Posted By: Grandpianoman Re: wind motor - 07/26/06 09:35 PM
Dan, you might want to do a search for "player piano repair" and send off an email to one of the people who repair them for a living..... they may give you some help. Also, a good book source would be the Art Reblitz book on player piano repair....you can google that, or use www.bookfinder.com

GP
Posted By: CTPianotech Re: wind motor - 07/31/06 12:15 AM
The two wooden surfaces sliding against eachother need to be sanded flat+smooth. Work your way up to 320, using a VERY FLAT sanding block. Dry graphite powder works extremly well as a lubricant. Greasy lubricants will gum things up in the long run.

Rich
Posted By: David Estey Re: wind motor - 01/31/07 10:55 PM
Unless the motor itself has splits or cracks at the point of contact of the slide valves to the wind motor, I would respectfully warn against sanding - because as CT Pianotec just emphasized VERY FLAT - he means VERY FLAT, and if it is off at all, it could make the motor useless.

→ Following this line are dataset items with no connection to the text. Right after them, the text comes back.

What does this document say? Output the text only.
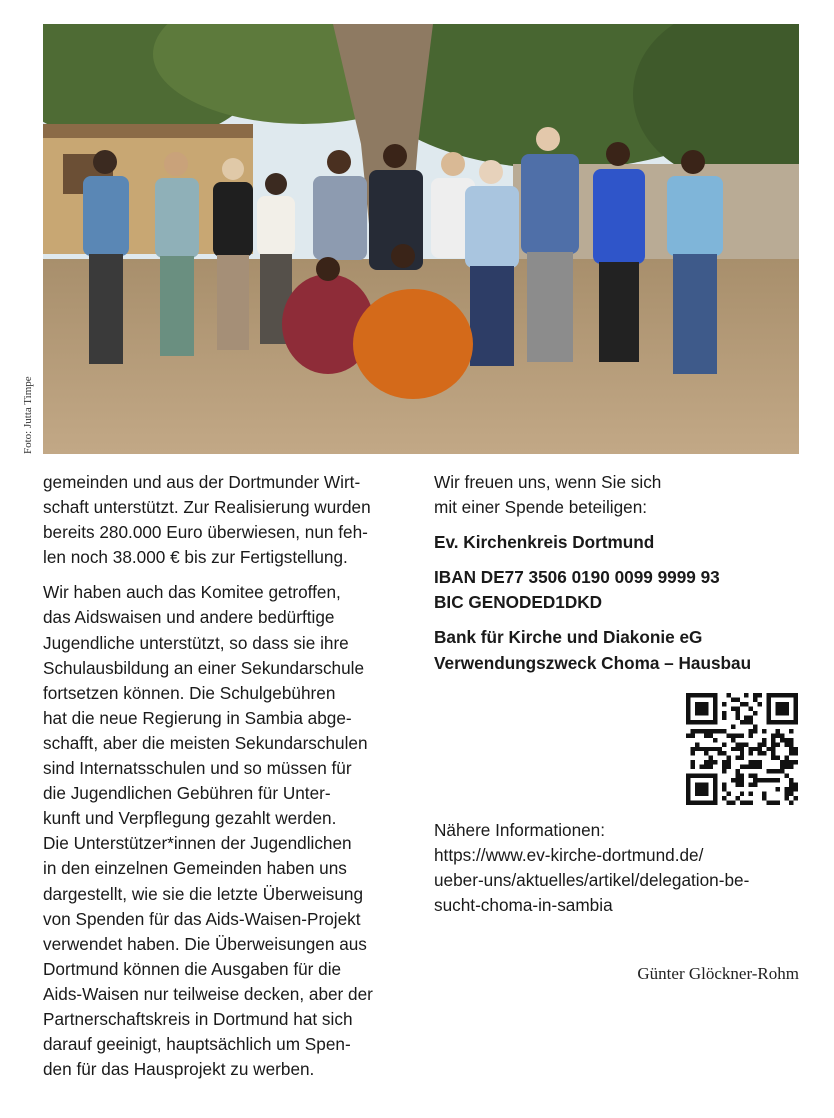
Foto: Jutta Timpe

gemeinden und aus der Dortmunder Wirt-
schaft unterstützt. Zur Realisierung wurden
bereits 280.000 Euro überwiesen, nun feh-
len noch 38.000 € bis zur Fertigstellung.

Wir haben auch das Komitee getroffen,
das Aidswaisen und andere bedürftige
Jugendliche unterstützt, so dass sie ihre
Schulausbildung an einer Sekundarschule
fortsetzen können. Die Schulgebühren
hat die neue Regierung in Sambia abge-
schafft, aber die meisten Sekundarschulen
sind Internatsschulen und so müssen für
die Jugendlichen Gebühren für Unter-
kunft und Verpflegung gezahlt werden.
Die Unterstützer*innen der Jugendlichen
in den einzelnen Gemeinden haben uns
dargestellt, wie sie die letzte Überweisung
von Spenden für das Aids-Waisen-Projekt
verwendet haben. Die Überweisungen aus
Dortmund können die Ausgaben für die
Aids-Waisen nur teilweise decken, aber der
Partnerschaftskreis in Dortmund hat sich
darauf geeinigt, hauptsächlich um Spen-
den für das Hausprojekt zu werben.

Wir freuen uns, wenn Sie sich
mit einer Spende beteiligen:

Ev. Kirchenkreis Dortmund

IBAN DE77 3506 0190 0099 9999 93
BIC GENODED1DKD

Bank für Kirche und Diakonie eG
Verwendungszweck Choma – Hausbau

Nähere Informationen:
https://www.ev-kirche-dortmund.de/
ueber-uns/aktuelles/artikel/delegation-be-
sucht-choma-in-sambia
Günter Glöckner-Rohm
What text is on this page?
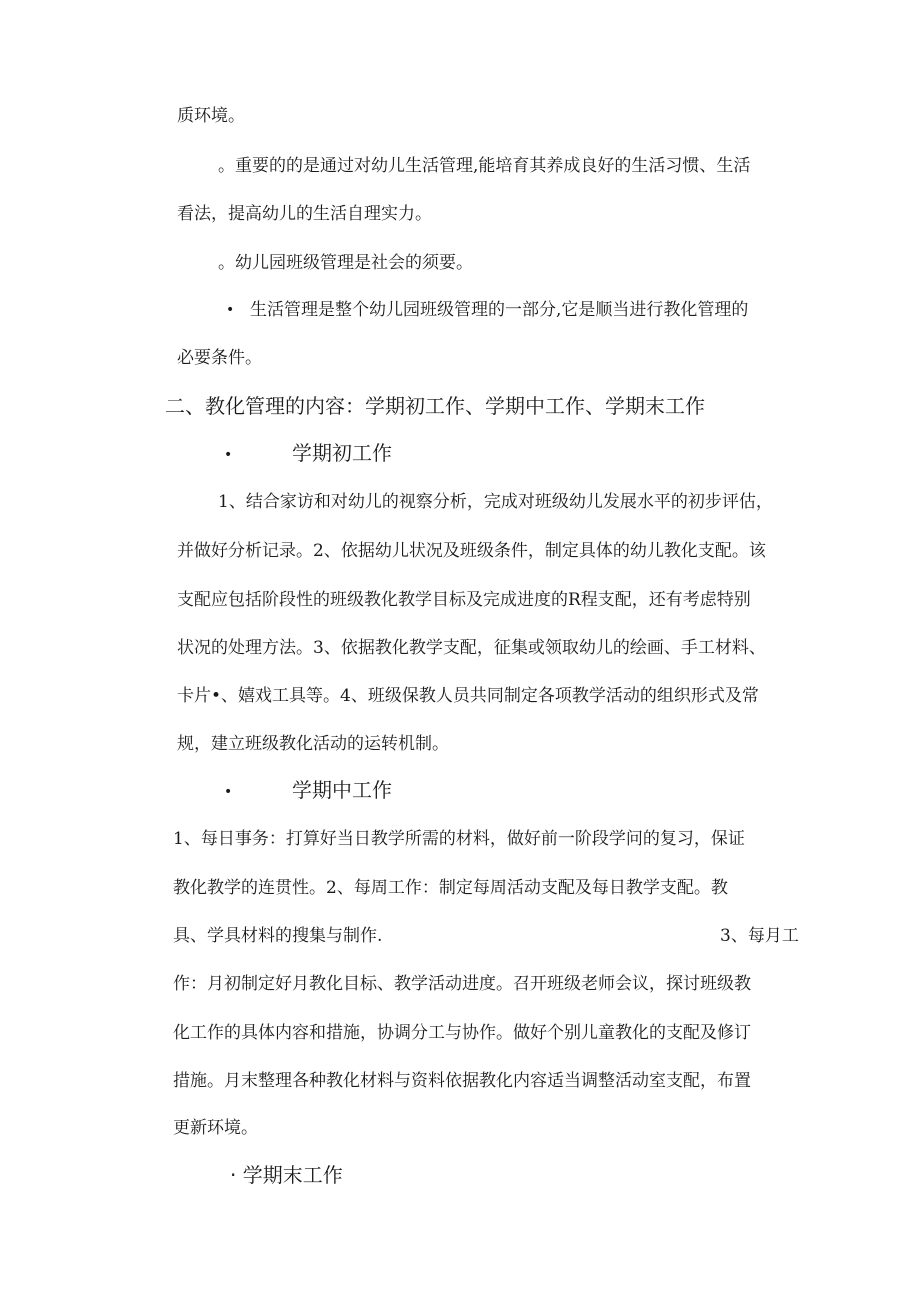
质环境。

。重要的的是通过对幼儿生活管理,能培育其养成良好的生活习惯、生活

看法，提高幼儿的生活自理实力。

。幼儿园班级管理是社会的须要。

• 生活管理是整个幼儿园班级管理的一部分,它是顺当进行教化管理的

必要条件。

二、教化管理的内容：学期初工作、学期中工作、学期末工作

•	学期初工作

1、结合家访和对幼儿的视察分析，完成对班级幼儿发展水平的初步评估，

并做好分析记录。2、依据幼儿状况及班级条件，制定具体的幼儿教化支配。该

支配应包括阶段性的班级教化教学目标及完成进度的R程支配，还有考虑特别

状况的处理方法。3、依据教化教学支配，征集或领取幼儿的绘画、手工材料、

卡片•、嬉戏工具等。4、班级保教人员共同制定各项教学活动的组织形式及常

规，建立班级教化活动的运转机制。

•	学期中工作

1、每日事务：打算好当日教学所需的材料，做好前一阶段学问的复习，保证

教化教学的连贯性。2、每周工作：制定每周活动支配及每日教学支配。教

具、学具材料的搜集与制作.	3、每月工

作：月初制定好月教化目标、教学活动进度。召开班级老师会议，探讨班级教

化工作的具体内容和措施，协调分工与协作。做好个别儿童教化的支配及修订

措施。月末整理各种教化材料与资料依据教化内容适当调整活动室支配，布置

更新环境。

· 学期末工作
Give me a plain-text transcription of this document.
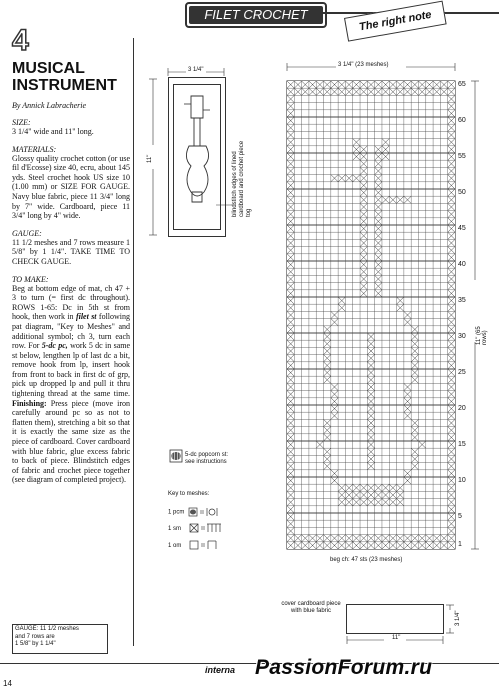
FILET CROCHET	The right note
4
MUSICAL
INSTRUMENT
By Annick Labracherie

SIZE:

3 1/4" wide and 11" long.

MATERIALS:

Glossy quality crochet cotton (or use fil d'Ecosse) size 40, ecru, about 145 yds. Steel crochet hook US size 10 (1.00 mm) or SIZE FOR GAUGE. Navy blue fabric, piece 11 3/4" long by 7" wide. Cardboard, piece 11 3/4" long by 4" wide.

GAUGE:

11 1/2 meshes and 7 rows measure 1 5/8" by 1 1/4". TAKE TIME TO CHECK GAUGE.

TO MAKE:

Beg at bottom edge of mat, ch 47 + 3 to turn (= first dc throughout). ROWS 1-65: Dc in 5th st from hook, then work in filet st following pat diagram, "Key to Meshes" and additional symbol; ch 3, turn each row. For 5-dc pc, work 5 dc in same st below, lengthen lp of last dc a bit, remove hook from lp, insert hook from front to back in first dc of grp, pick up dropped lp and pull it thru tightening thread at the same time. Finishing: Press piece (move iron carefully around pc so as not to flatten them), stretching a bit so that it is exactly the same size as the piece of cardboard. Cover cardboard with blue fabric, glue excess fabric to back of piece. Blindstitch edges of fabric and crochet piece together (see diagram of completed project).

GAUGE: 11 1/2 meshes
and 7 rows are
1 5/8" by 1 1/4"
3 1/4"
11"	blindstitch edges of lined cardboard and crochet piece tog
5-dc popcorn st:
see instructions
Key to meshes:
1 pcm
1 sm
1 om
3 1/4" (23 meshes)
65
60
55
50
45
40
35
30
25
20
15
10
5
1
11" (65 rows)
beg ch: 47 sts (23 meshes)
cover cardboard piece with blue fabric
11"
3 1/4"
14
interna PassionForum.ru
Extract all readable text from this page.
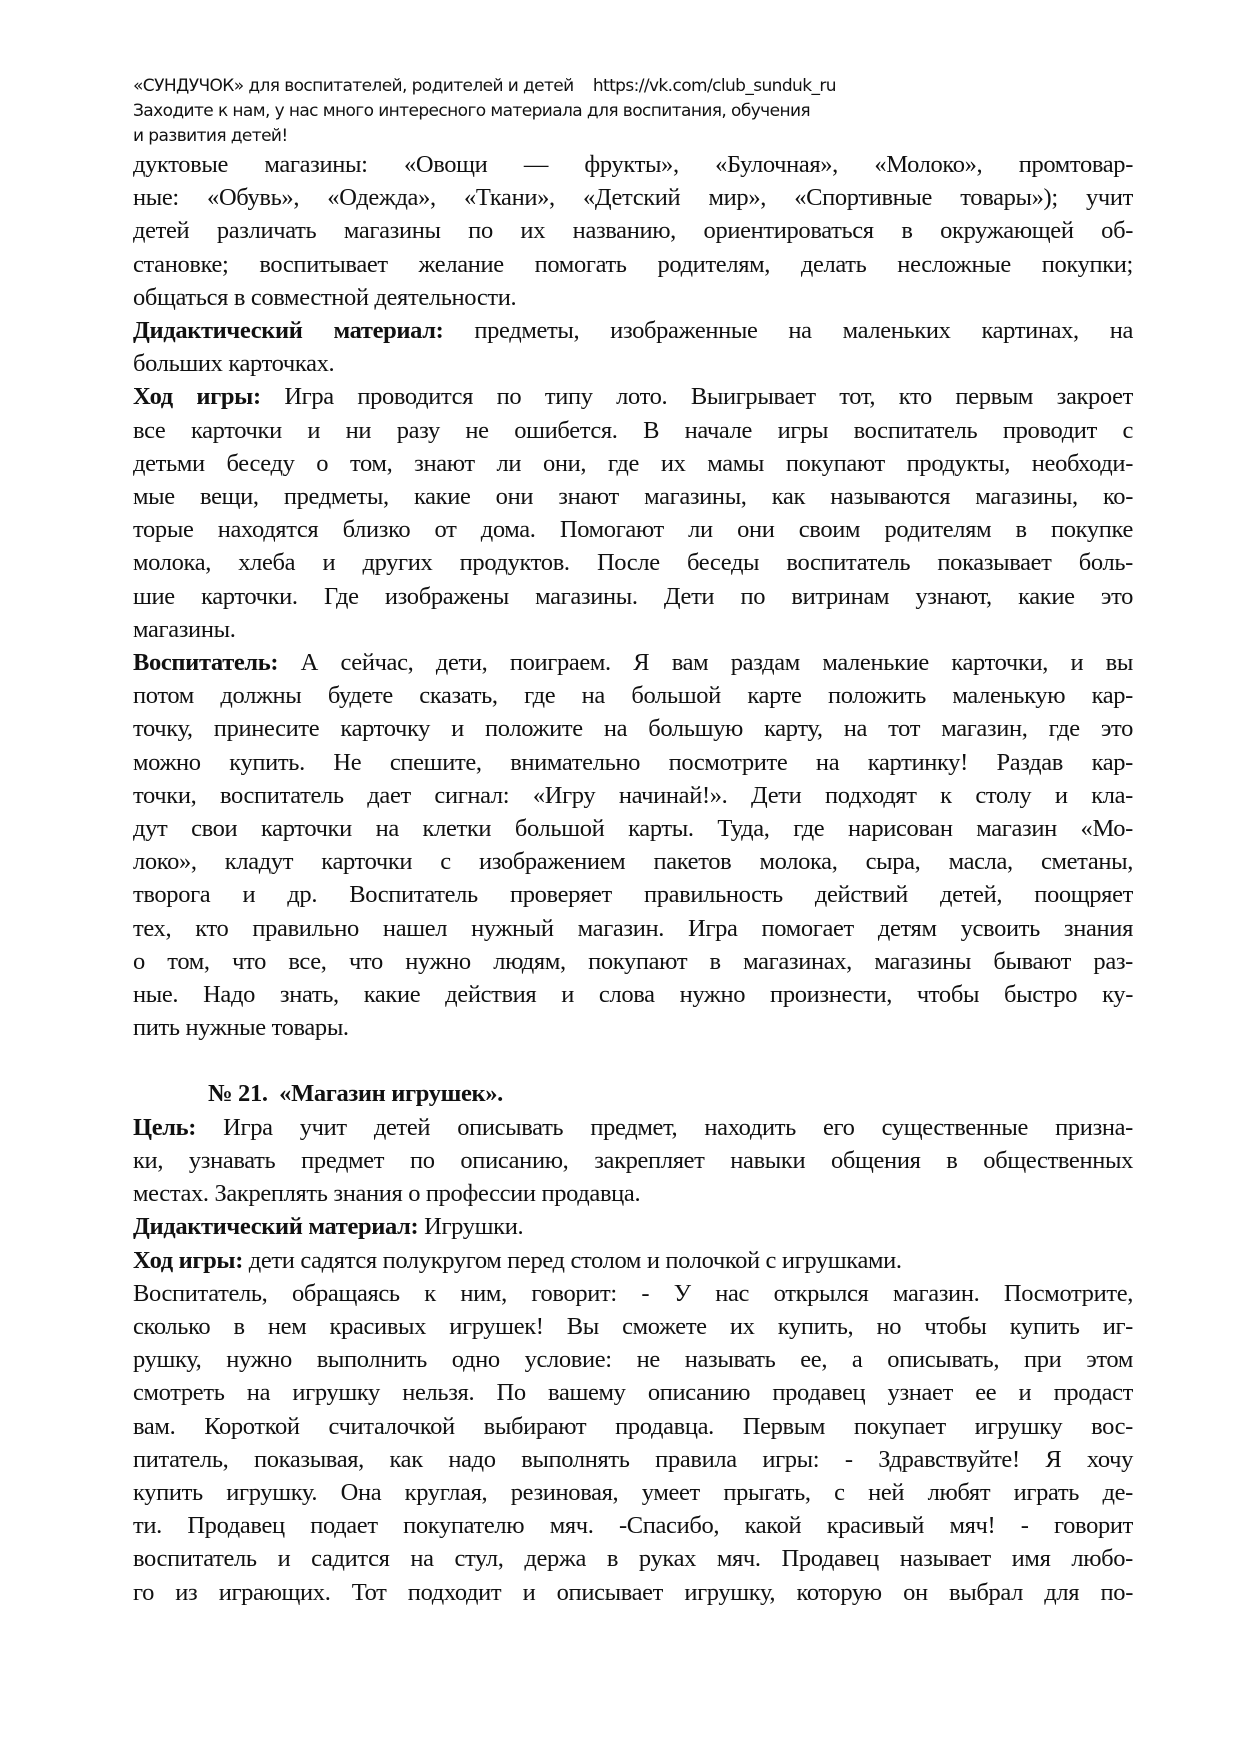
«СУНДУЧОК» для воспитателей, родителей и детей    https://vk.com/club_sunduk_ru
Заходите к нам, у нас много интересного материала для воспитания, обучения
и развития детей!
дуктовые магазины: «Овощи — фрукты», «Булочная», «Молоко», промтовар-
ные: «Обувь», «Одежда», «Ткани», «Детский мир», «Спортивные товары»); учит
детей различать магазины по их названию, ориентироваться в окружающей об-
становке; воспитывает желание помогать родителям, делать несложные покупки;
общаться в совместной деятельности.
Дидактический материал: предметы, изображенные на маленьких картинах, на
больших карточках.
Ход игры: Игра проводится по типу лото. Выигрывает тот, кто первым закроет
все карточки и ни разу не ошибется. В начале игры воспитатель проводит с
детьми беседу о том, знают ли они, где их мамы покупают продукты, необходи-
мые вещи, предметы, какие они знают магазины, как называются магазины, ко-
торые находятся близко от дома. Помогают ли они своим родителям в покупке
молока, хлеба и других продуктов. После беседы воспитатель показывает боль-
шие карточки. Где изображены магазины. Дети по витринам узнают, какие это
магазины.
Воспитатель: А сейчас, дети, поиграем. Я вам раздам маленькие карточки, и вы
потом должны будете сказать, где на большой карте положить маленькую кар-
точку, принесите карточку и положите на большую карту, на тот магазин, где это
можно купить. Не спешите, внимательно посмотрите на картинку! Раздав кар-
точки, воспитатель дает сигнал: «Игру начинай!». Дети подходят к столу и кла-
дут свои карточки на клетки большой карты. Туда, где нарисован магазин «Мо-
локо», кладут карточки с изображением пакетов молока, сыра, масла, сметаны,
творога и др. Воспитатель проверяет правильность действий детей, поощряет
тех, кто правильно нашел нужный магазин. Игра помогает детям усвоить знания
о том, что все, что нужно людям, покупают в магазинах, магазины бывают раз-
ные. Надо знать, какие действия и слова нужно произнести, чтобы быстро ку-
пить нужные товары.
№ 21.  «Магазин игрушек».
Цель: Игра учит детей описывать предмет, находить его существенные призна-
ки, узнавать предмет по описанию, закрепляет навыки общения в общественных
местах. Закреплять знания о профессии продавца.
Дидактический материал: Игрушки.
Ход игры: дети садятся полукругом перед столом и полочкой с игрушками.
Воспитатель, обращаясь к ним, говорит: - У нас открылся магазин. Посмотрите,
сколько в нем красивых игрушек! Вы сможете их купить, но чтобы купить иг-
рушку, нужно выполнить одно условие: не называть ее, а описывать, при этом
смотреть на игрушку нельзя. По вашему описанию продавец узнает ее и продаст
вам. Короткой считалочкой выбирают продавца. Первым покупает игрушку вос-
питатель, показывая, как надо выполнять правила игры: - Здравствуйте! Я хочу
купить игрушку. Она круглая, резиновая, умеет прыгать, с ней любят играть де-
ти. Продавец подает покупателю мяч. -Спасибо, какой красивый мяч! - говорит
воспитатель и садится на стул, держа в руках мяч. Продавец называет имя любо-
го из играющих. Тот подходит и описывает игрушку, которую он выбрал для по-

The slide valves are sucked on to the surface by the power of the bottom action through the govenor (in play) and then full power from the bottom action (in rewind). As long as a generous amount of DRY graphite is present between the slide valves and surface, and there is no warpage or other such inconsistancy,(that WOULD need to be sanded as Rich said) There is no reason to worry about loosing pressure there. If it is not working properly, it is because the slide valves are not regulated to open and close the phewmatics smoothly in the proper sequence.

If you are loosing pressure, the first question is "were the valves, pnewmatics and bottom action rebuilt?" If no, then most of your problem is there.

Is that the issue? loss of pressure?

Dave
Posted By: fourthgenerationpianorestoration Re: wind motor - 02/16/07 04:13 AM
I agree with everyone ,you also should make sure the reroll(govenor) is adjusted right and not leaking, this diverts the (vacume)-pressure from the valve chest and the tracker and pnewmatics, durring reroll.Most books will give diagrams to.I also fold 1000 grit wet/dry sand paper used in auto finishing in half so the ruff surfaces are facing out slide this under the valve slide.Slide with a little presure so the paper rubs the block and then the slide.This should equalize the unevenness between them.If adjusted properly the wind motor doesn't take much vacume to work with plenty of tork.Do use plenty of grafite there and on the cam shaft points.